FIG. 3 schematically illustrates this problem. The horizontal axis indicates the read current value and the vertical axis indicates histogram frequency as in FIG. 2. The solid curves indicate the histograms of bits programmed to ‘0’ and ‘1’ in a large number of memory cells in which the mirror bit is in the ‘1’ state. The dotted curve indicates the position to which the ‘1’ histogram is shifted by programming the mirror bit to ‘0’. Although the ‘0’ and ‘1’ data are still distinguishable, the current window is considerably narrowed. An accurate program-verify procedure can overcome this problem by reducing the spread of the read current values in the ‘1’ and ‘1’ histograms, thereby assuring that a reasonable current window is maintained.
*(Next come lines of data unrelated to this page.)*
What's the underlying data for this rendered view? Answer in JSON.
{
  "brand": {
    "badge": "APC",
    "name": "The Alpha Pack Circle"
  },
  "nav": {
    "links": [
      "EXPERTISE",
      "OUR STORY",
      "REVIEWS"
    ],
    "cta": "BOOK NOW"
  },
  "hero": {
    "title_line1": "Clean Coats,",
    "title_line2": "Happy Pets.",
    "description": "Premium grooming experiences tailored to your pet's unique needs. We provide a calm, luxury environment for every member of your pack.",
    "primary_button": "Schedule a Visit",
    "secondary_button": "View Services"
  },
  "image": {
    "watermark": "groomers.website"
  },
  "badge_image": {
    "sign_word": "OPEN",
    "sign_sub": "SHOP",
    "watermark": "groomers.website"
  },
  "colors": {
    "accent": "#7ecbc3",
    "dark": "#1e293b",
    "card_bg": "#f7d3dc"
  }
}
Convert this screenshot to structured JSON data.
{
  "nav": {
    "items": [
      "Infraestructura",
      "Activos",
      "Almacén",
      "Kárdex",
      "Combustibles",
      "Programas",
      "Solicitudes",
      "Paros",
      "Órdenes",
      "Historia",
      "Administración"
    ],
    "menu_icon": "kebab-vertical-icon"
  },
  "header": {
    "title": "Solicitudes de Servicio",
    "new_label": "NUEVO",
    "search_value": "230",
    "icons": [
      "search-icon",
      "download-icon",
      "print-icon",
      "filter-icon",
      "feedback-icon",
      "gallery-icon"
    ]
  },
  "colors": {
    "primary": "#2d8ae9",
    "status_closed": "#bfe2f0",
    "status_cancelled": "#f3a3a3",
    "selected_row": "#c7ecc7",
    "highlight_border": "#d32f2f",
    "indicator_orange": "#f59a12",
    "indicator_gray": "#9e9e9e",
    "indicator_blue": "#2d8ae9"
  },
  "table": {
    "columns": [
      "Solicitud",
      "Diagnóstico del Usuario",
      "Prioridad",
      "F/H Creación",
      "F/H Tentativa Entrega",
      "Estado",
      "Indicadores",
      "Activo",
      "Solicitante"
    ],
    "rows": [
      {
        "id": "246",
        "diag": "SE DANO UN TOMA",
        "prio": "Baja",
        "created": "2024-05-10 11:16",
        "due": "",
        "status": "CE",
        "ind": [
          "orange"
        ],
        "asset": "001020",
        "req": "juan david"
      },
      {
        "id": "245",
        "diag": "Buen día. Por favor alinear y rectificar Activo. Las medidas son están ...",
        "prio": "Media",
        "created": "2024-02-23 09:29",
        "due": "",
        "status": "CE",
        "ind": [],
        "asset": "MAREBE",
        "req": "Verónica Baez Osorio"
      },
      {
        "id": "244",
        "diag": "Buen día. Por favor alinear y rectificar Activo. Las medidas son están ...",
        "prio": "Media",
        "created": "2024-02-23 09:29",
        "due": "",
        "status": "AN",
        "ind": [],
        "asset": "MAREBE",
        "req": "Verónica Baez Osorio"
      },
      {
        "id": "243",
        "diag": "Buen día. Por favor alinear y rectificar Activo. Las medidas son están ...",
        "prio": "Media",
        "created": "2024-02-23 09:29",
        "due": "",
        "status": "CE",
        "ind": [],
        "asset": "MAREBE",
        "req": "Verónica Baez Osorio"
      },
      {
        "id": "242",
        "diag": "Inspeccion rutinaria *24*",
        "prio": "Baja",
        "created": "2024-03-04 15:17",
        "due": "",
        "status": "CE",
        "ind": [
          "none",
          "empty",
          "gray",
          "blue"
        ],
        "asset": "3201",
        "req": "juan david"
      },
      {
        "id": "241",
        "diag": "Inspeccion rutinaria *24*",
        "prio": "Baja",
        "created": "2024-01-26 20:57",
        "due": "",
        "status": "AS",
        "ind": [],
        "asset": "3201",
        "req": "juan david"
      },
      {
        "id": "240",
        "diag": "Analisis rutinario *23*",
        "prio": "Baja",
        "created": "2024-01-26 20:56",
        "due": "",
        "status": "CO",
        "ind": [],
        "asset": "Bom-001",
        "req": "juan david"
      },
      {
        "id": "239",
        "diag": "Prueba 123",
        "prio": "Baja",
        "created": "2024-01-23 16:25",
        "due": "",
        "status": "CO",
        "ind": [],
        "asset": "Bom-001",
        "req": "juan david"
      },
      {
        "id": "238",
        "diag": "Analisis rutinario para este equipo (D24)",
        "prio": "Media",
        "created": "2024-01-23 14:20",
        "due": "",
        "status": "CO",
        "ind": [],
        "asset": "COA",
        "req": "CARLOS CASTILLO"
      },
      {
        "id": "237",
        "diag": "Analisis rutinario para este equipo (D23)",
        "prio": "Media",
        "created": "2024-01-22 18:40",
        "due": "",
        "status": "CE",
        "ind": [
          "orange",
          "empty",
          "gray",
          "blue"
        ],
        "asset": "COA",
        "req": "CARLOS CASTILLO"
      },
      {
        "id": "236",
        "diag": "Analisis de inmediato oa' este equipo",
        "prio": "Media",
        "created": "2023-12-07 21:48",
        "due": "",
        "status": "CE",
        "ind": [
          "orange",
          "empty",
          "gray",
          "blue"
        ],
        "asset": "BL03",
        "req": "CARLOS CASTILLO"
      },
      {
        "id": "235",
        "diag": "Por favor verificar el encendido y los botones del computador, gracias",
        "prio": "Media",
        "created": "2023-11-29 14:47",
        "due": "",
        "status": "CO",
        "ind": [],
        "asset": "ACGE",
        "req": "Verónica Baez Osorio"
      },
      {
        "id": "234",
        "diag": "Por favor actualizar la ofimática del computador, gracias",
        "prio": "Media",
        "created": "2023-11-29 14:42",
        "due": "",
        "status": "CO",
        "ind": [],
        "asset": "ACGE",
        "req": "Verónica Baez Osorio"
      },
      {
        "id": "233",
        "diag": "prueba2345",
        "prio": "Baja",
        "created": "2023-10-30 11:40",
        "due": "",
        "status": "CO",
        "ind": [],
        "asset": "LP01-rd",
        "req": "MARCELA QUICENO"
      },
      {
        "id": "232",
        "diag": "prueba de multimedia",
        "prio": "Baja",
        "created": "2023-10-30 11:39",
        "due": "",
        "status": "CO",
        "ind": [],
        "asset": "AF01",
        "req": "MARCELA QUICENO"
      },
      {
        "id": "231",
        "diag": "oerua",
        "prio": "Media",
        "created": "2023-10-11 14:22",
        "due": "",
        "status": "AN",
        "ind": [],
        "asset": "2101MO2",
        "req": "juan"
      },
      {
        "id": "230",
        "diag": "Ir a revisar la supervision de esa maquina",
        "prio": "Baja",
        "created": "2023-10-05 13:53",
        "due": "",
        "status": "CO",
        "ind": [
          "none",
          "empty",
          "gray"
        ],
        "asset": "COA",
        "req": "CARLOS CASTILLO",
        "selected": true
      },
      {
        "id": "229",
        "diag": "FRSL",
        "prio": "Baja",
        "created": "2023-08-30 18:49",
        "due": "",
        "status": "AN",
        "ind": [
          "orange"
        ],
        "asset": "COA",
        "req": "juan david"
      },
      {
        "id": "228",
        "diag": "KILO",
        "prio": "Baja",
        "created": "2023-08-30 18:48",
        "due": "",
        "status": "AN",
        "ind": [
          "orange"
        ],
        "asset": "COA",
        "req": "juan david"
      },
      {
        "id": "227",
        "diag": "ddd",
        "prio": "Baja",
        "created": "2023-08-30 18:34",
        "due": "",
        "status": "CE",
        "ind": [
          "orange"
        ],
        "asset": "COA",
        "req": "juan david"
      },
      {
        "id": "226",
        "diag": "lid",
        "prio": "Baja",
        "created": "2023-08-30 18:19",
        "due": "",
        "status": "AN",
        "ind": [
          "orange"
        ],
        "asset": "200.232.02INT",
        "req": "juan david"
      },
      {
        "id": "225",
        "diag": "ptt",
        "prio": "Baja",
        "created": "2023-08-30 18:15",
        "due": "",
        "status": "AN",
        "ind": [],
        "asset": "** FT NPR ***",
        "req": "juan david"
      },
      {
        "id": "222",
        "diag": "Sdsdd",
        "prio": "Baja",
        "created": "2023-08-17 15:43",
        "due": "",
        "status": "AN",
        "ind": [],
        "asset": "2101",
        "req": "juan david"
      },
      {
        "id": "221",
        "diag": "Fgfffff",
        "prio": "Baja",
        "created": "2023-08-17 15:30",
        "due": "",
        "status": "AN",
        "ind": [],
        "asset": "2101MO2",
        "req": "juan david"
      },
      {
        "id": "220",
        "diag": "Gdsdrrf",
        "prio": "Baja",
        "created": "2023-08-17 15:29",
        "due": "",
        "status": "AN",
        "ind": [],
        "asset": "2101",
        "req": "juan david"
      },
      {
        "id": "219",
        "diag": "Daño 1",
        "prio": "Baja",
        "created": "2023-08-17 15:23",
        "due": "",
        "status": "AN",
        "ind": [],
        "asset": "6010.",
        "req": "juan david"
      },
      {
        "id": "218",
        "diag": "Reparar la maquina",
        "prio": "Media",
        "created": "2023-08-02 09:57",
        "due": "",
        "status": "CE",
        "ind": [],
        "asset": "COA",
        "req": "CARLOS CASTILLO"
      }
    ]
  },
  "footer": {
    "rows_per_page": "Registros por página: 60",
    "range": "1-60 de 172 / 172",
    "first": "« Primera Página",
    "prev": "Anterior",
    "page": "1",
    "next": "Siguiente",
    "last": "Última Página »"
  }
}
A similar problem also occurs if the memory cell is used to store more than two bits of information. Suppose, for example, that the semiconductor nonvolatile memory described in JP 2005-64295 is adapted to store four bits per cell as shown in FIG. 4, by programming four levels of charge, representing ‘00’, ‘01’, ‘10’, and ‘11’, into the charge traps. FIG. 5 schematically shows histograms of the read currents obtained from a large number of memory cells in this type of semiconductor nonvolatile memory; the horizontal axis represents current values and the vertical axis represents histogram frequencies of the read current values for charge traps storing ‘00’, ‘01’, ‘10’, and ‘11’ data when the mirror charge trap is in the initial (‘11’) state. The current windows are smaller than when only two bits are stored per memory cell. The dotted lines in FIG. 6 indicate the shifts in these histogram curves caused by programming the charge trap on the mirror side of each memory cell to ‘00’. The current windows are now inadequate for reliable reading. In particular, there is now substantially no current window between the ‘11’ distribution when the mirror charge trap is programmed to ‘00’ (the rightmost dotted curve) and the ‘10’ distribution when the mirror charge trap is left in the non-programmed state (the second solid curve from the right).
The strategy proposed in the IEDM paper cited above attempts to overcome this problem by simultaneous (that is, alternate) programming of both sides of the memory cell. When the same data value is programmed into both sides of the memory cell, for example, if the two sides are programmed alternately in a series of steps, the programming procedure can be stopped when both sides have attained substantially the intended read current level.
A problem with this strategy is that when different data values are programmed into the two sides of the memory cell, one side may attain its intended read current before the mirror side does so. Consequently, the number of programming repetitions on the two sides of the memory differs, and programming of one side of the memory cell must continue after programming of the mirror side ends. The continued programming on the one side of the memory cell then affects the read current value on the mirror side. This problem is hard to avoid, especially if the initial programming voltage is the same on both sides of the memory cell, as in the two-phase programming procedure described in the IEDM paper cited above.